Tarih tekerrür mü ediyor?
Asıl soru şu: ABD'nin bu stratejik uyanışı, Osmanlı'nın geç kalan kapitülasyon karşıtı politikaları gibi, zamanında mı geldi? Yoksa Çin, tıpkı 19. yüzyılda Avrupa'nın Osmanlı'ya yaptığı gibi, ekonomik nüfuzunu çoktan sağlamlaştırdı mı?
Bir imparatorluk, başka güçlere tanıdığı imtiyazların sonuçlarını öngöremezse, sonunda kendi kurduğu sistemin kurbanı olur. Kanuni'nin diplomatik hamlesi nasıl uzun vadede imparatorluğun çöküşüne katkıda bulunduysa, Amerika'nın ekonomik açılımları da benzer riskler taşıyor.

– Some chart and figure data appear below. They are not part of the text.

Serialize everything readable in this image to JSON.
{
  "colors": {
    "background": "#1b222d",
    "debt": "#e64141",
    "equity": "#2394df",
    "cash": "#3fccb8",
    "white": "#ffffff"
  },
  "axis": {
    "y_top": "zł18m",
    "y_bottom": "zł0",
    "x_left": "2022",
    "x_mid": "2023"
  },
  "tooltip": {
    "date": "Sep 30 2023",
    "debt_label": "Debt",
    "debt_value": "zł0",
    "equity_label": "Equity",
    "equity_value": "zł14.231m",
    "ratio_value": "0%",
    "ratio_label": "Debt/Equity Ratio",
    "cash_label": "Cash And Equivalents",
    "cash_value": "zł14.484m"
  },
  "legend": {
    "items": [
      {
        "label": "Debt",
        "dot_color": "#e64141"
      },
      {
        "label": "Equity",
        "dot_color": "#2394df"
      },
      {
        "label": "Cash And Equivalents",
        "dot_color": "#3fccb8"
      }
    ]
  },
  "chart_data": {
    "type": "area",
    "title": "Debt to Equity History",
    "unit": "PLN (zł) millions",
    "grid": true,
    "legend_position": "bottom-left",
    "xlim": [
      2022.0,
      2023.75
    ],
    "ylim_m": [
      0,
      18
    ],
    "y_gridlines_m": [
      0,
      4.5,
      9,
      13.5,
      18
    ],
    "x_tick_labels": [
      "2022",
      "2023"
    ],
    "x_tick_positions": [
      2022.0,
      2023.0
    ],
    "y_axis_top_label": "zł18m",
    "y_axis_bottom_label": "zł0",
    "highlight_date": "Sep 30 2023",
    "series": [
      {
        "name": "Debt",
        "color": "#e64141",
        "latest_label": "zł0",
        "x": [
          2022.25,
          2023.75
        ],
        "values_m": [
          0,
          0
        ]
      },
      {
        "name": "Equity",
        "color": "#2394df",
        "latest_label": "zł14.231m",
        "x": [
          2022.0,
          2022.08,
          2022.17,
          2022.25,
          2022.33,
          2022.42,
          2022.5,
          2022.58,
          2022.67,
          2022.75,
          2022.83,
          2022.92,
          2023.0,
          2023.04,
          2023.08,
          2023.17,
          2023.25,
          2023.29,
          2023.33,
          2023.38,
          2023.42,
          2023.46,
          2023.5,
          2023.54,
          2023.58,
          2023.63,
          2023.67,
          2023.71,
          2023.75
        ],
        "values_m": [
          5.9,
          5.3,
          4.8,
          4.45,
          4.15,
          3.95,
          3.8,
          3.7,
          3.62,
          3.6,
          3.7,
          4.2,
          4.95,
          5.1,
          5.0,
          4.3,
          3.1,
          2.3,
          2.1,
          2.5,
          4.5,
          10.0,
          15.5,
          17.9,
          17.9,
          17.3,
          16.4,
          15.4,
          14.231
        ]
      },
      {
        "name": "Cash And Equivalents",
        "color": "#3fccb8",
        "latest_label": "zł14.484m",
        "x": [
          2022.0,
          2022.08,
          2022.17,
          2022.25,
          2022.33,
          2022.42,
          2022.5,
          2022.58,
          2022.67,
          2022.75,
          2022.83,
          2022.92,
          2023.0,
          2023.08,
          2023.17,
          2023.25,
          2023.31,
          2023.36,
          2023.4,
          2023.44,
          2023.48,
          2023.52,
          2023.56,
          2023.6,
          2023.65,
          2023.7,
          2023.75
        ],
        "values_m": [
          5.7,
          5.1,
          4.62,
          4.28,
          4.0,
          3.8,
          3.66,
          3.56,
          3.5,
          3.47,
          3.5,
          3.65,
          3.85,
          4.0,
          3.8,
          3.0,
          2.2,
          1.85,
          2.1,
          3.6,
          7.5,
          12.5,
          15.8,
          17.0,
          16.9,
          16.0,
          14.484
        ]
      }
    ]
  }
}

Çin artık Osmanlı'dan imtiyaz koparan Avrupa devletleri gibi davranıyor - yardım değil, eşit ortaklık talep ediyor ve hatta bazı alanlarda yön vermeye başlıyor. Amerika'nın temel yanılgısı, tıpkı Kanuni'nin yanılgısı gibi, ekonomik imtiyazların sadece kısa vadeli kazanç sağladığını, uzun vadede güç dengesini değiştirdiğini görememekti.
Bugün uluslararası sistemde ülkeler, Osmanlı'nın son dönemlerinde olduğu gibi, büyük güçler arasında konumlanma telaşında. ABD, geleneksel düşmanları Rusya ve İran'a bile "bizimle olun" mesajı verirken; Avrupa bir Amerika'ya, bir Çin'e yakınlaşıyor. Çin ise çevresindeki ulusları kendi nüfuz alanına çekmeye çalışıyor.
Dünyada, Osmanlı'nın çöküş döneminde yaşanan büyük güç mücadelelerini andıran yeni bir döneme giriyoruz. Kapitülasyonların gölgesi yüzyıllar sonra farklı bir formda yeniden beliriyor.
Amerika, Çin'in artan etkisini sınırlamak için geç de olsa harekete geçti. Ancak soru şu: Bu hamle, Osmanlı'nın 19. yüzyıldaki kapitülasyonları kaldırma çabası gibi çok geç mi?
Tarih tekerrür ediyorsa, Amerika için bu yabancı bir senaryo değil; nihayetinde kendisi de bir zamanlar İngiltere'nin kolonisiydi ve bağımsızlığını kazanmıştı!